Dénoncer les travers d’un système qui s’en prend toujours aux pauvres et aux faibles, c’est bien. Mais se transformer en vieux réac des faubourgs, ça l’est moins.

La première heure se laisse regarder. Eastwood sait filmer, l’étau se resserre, et ses acteurs sont formidables: Kathy Bates (seule nomination du film à l’Oscar) en maman obsédée par ses tupperwares, Sam Rockwell en avocat pas du tout préparé à ce genre d’affaires médiatiques, et bien sûr l’épatant Paul Walter Hauser, très attachant en garçon limite demeuré, mais potentiellement glaçant par ses obsessions sécuritaires…

Et puis le film bascule lentement vers un ennui mortel, où l’on voit poindre les véritables intentions du réalisateur. Dénoncer les travers d’un système qui s’en prend toujours aux pauvres et aux faibles, c’est bien. Mais se transformer en vieux réac des faubourgs, ça l’est moins. "Regardez comme la presse, c’est rien que des requins assoiffés, et des filles faciles capables de coucher pour un tuyau… Regardez comme le F.B.I., c’est tous des pourris qui ne veulent que faire avancer leur carrière en accusant les honnêtes gens… Regardez comme l’Amérique est belle, et bonne, héroïque dans son quotidien". Eastwood sort alors les violons, et met 25 minutes à terminer son (absence d’) histoire.

S'il te plaît, Clint

La première heure se laisse regarder. Et puis le film bascule lentement vers un ennui mortel, où l’on voit poindre les véritables intentions du réalisateur.

Et bien sûr, pas un mot sur le véritable terroriste: Eric Rudolph, suprémaciste blanc, fondamentaliste chrétien antiavortement, auteur de trois autres attentats, dont la cible préférée fut le personnel médical de petites cliniques locales. Et que l’on finit par coincer en 2003.

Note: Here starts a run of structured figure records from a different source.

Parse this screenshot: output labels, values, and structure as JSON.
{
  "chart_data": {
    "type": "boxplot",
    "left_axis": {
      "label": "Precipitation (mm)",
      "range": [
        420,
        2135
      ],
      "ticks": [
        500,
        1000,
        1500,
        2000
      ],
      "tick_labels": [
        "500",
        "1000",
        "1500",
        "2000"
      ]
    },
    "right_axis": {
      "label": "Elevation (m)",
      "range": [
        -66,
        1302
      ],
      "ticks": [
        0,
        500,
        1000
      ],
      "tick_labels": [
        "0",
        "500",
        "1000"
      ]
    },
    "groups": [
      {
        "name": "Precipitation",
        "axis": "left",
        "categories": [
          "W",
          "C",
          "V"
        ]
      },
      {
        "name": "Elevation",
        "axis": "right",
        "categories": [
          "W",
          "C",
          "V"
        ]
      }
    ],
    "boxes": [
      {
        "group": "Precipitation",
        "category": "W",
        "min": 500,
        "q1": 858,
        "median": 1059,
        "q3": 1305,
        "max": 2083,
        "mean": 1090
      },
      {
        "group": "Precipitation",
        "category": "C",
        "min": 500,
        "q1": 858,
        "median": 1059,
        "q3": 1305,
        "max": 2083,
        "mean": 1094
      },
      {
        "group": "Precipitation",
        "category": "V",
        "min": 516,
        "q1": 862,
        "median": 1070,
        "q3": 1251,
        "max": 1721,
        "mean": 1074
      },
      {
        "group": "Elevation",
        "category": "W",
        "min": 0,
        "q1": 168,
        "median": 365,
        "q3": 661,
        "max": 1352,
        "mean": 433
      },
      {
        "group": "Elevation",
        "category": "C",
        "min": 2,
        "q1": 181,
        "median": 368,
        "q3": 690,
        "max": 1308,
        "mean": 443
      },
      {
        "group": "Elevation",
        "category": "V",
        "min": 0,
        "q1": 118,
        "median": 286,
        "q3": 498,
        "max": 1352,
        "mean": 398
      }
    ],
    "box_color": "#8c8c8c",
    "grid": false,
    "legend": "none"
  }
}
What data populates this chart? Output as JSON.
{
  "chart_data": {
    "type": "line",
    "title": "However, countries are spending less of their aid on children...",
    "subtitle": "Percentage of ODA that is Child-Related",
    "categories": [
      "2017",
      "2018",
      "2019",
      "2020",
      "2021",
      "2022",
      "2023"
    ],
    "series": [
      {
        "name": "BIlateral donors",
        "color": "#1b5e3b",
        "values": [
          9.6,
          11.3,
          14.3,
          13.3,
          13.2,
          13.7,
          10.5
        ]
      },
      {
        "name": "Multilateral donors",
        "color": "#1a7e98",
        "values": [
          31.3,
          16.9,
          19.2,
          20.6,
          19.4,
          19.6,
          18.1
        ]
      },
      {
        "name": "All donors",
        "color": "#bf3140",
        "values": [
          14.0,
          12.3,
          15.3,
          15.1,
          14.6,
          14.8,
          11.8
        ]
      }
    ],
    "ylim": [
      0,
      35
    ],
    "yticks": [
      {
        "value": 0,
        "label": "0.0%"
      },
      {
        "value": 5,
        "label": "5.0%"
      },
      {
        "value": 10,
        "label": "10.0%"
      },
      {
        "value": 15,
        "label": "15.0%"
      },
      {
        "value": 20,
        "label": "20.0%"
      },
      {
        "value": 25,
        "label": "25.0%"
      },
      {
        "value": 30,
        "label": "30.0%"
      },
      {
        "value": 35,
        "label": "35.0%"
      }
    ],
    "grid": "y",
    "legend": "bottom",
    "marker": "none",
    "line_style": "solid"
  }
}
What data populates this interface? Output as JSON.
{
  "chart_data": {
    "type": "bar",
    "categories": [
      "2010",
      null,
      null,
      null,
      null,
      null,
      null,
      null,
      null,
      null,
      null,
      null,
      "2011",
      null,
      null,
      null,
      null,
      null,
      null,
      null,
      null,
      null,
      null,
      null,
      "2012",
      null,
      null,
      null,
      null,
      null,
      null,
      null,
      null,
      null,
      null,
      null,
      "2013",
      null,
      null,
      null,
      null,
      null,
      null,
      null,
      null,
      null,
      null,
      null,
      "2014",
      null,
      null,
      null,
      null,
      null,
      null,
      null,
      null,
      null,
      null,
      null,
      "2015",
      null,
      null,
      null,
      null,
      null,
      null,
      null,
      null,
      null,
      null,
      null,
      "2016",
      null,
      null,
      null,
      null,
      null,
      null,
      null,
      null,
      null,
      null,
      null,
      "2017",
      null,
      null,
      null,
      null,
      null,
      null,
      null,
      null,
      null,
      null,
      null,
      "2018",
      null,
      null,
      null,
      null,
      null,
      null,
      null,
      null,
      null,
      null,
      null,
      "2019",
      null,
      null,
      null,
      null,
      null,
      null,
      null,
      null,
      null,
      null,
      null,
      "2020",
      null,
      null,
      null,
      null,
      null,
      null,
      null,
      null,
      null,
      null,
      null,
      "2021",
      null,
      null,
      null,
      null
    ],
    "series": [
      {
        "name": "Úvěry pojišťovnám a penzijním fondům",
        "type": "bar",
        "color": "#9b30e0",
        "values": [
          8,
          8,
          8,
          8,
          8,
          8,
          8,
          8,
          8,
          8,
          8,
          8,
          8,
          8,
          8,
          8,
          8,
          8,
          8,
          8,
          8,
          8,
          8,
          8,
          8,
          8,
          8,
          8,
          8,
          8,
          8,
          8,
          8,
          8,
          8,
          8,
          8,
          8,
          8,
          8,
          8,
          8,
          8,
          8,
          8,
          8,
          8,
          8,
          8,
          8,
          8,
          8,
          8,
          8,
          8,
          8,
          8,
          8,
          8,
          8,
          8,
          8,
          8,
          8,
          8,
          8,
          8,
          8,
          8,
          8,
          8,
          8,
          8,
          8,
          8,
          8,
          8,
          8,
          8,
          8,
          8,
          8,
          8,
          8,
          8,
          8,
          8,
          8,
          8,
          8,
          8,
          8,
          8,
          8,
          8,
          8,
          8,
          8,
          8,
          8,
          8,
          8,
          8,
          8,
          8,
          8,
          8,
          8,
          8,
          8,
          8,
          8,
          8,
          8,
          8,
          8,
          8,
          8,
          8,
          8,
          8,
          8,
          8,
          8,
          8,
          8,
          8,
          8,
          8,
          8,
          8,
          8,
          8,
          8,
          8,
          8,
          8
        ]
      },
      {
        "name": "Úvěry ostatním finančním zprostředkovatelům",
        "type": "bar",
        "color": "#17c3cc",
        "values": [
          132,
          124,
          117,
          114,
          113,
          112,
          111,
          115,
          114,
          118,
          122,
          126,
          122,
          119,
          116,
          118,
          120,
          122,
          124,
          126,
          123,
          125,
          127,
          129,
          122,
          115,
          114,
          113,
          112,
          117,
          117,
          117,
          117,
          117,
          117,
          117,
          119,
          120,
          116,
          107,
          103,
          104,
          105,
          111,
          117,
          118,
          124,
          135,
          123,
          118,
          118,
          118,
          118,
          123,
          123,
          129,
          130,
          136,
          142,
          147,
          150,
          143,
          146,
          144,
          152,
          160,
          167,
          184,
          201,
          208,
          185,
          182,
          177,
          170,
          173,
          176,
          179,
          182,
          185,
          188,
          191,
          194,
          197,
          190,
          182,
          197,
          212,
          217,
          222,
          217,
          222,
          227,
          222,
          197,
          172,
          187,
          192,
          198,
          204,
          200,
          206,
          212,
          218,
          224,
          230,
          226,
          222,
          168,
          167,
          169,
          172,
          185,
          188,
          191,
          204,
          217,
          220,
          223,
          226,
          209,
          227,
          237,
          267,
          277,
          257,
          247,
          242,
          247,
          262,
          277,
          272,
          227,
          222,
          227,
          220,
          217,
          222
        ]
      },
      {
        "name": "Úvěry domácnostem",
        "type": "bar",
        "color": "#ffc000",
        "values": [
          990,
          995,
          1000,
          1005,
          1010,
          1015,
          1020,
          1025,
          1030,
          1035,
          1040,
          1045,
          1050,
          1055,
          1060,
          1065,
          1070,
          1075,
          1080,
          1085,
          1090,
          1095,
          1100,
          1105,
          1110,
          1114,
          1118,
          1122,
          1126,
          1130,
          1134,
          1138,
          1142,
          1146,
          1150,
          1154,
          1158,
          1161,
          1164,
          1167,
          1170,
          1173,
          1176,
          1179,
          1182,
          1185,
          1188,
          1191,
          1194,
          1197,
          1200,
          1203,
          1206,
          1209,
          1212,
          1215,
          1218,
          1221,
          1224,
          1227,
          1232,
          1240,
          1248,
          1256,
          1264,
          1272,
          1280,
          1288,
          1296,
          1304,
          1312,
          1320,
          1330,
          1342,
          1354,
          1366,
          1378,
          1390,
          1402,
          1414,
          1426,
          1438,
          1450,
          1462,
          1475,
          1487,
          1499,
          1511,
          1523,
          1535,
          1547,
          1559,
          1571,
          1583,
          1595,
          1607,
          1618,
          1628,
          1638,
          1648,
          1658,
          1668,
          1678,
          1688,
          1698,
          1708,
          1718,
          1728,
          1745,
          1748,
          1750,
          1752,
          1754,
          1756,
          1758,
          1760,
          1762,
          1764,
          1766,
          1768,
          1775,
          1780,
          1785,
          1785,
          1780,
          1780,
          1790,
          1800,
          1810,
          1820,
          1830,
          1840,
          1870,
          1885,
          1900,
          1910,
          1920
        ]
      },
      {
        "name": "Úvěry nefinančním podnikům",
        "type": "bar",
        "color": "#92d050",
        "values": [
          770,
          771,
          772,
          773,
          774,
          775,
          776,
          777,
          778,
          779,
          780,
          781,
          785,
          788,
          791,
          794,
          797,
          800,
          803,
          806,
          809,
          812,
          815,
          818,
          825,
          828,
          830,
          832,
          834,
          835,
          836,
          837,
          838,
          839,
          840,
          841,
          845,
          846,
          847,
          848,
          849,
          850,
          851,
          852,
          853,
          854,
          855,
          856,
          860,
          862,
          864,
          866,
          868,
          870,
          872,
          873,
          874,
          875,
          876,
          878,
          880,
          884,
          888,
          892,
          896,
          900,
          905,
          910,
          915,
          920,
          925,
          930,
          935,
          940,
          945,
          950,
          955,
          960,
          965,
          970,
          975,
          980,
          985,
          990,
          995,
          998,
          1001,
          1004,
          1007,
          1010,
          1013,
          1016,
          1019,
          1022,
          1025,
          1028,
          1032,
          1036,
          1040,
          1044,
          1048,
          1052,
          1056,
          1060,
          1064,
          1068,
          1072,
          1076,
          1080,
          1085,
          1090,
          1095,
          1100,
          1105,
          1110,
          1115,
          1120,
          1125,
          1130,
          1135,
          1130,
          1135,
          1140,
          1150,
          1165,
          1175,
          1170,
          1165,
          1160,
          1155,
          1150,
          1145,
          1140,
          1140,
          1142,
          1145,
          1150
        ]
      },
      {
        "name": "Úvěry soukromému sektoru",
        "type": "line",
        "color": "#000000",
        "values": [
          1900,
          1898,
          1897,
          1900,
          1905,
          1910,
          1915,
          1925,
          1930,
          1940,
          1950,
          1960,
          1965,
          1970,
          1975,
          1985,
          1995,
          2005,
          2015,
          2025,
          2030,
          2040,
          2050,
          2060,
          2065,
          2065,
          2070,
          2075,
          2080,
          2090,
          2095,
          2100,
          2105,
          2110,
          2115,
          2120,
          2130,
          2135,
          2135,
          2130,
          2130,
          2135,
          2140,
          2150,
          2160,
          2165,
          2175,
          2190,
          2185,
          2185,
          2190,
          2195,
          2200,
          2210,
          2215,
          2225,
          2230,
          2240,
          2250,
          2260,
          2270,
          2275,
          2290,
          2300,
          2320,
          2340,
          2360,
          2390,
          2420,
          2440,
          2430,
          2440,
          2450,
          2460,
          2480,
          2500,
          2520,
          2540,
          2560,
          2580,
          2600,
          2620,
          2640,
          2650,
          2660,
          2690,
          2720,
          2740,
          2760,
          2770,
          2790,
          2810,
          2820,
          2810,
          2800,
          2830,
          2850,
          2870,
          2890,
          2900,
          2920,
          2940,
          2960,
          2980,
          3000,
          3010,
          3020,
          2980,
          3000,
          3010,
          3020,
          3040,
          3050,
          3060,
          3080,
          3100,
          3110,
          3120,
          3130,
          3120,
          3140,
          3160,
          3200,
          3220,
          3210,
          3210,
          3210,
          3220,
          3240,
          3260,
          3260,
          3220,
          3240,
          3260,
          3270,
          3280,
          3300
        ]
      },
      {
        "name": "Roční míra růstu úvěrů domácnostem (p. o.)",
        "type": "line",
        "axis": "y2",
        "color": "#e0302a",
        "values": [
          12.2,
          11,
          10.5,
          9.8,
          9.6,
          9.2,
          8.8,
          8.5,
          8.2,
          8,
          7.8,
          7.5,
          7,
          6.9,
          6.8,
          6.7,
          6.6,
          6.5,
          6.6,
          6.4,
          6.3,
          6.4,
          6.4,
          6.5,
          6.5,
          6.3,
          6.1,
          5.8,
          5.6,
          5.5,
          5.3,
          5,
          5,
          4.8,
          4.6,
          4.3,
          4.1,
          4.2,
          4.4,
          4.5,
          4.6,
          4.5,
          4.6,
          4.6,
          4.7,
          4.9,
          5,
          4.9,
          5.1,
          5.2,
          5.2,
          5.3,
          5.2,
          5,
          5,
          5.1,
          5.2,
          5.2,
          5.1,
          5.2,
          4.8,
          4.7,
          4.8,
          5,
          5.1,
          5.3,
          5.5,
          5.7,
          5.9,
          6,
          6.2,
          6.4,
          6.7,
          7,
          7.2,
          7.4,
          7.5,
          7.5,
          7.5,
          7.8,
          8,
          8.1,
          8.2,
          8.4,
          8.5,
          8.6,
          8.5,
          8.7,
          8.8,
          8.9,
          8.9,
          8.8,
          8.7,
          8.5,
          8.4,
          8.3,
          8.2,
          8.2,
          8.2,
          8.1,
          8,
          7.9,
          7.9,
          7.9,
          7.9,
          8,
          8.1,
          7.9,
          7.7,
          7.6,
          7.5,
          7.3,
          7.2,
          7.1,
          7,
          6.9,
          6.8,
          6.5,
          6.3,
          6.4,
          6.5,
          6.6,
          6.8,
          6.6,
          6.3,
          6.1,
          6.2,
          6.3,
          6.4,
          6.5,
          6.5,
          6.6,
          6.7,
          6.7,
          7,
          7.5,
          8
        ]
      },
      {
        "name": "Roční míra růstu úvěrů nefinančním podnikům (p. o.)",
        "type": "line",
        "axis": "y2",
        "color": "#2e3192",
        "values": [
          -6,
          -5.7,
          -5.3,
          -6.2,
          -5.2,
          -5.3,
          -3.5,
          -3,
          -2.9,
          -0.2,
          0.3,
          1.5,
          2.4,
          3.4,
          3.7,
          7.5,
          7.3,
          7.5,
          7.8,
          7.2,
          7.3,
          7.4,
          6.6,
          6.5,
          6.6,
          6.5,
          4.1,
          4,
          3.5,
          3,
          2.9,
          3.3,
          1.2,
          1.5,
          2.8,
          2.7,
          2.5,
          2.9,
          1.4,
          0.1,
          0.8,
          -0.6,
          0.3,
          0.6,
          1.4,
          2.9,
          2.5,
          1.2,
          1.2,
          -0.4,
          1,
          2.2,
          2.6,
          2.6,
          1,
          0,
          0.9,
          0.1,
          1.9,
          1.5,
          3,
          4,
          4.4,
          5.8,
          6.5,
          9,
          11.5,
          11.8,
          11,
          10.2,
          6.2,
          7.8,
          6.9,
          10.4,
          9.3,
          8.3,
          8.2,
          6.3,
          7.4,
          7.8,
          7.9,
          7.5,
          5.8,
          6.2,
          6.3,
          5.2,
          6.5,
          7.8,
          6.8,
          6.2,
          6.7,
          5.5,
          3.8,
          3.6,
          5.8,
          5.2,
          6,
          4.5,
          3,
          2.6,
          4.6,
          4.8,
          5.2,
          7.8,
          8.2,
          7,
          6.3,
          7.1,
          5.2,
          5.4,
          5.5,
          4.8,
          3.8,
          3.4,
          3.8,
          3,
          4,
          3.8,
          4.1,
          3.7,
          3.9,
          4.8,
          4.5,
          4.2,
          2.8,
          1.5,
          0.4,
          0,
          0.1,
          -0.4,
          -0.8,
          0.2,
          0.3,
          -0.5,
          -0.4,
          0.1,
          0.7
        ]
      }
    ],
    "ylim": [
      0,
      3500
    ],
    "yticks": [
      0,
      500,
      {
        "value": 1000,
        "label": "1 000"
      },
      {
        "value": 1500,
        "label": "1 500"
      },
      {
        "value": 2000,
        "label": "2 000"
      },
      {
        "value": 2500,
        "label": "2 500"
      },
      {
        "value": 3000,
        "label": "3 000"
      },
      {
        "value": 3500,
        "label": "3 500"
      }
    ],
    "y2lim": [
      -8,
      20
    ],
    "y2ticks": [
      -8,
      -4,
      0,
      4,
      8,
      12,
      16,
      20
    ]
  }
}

À 89 ans, Clint est physiquement en pleine forme, et on lui souhaite encore beaucoup de films. Mais pour le prochain opus, petit exercice: comme héros, une héroïne. Comme couleur de peau: autre chose que du blanc. Comme psychologie, pas de victimisation. Et comme moyen de nous faire partager les émotions: ni grosse musique, ni drapeaux. S’il te plaît, Clint, reviens à la finesse dont tu as su faire preuve autrefois. Dans "Mystic River", "Million Dollar Baby", ou "Sur la route de Madison". Merci à toi.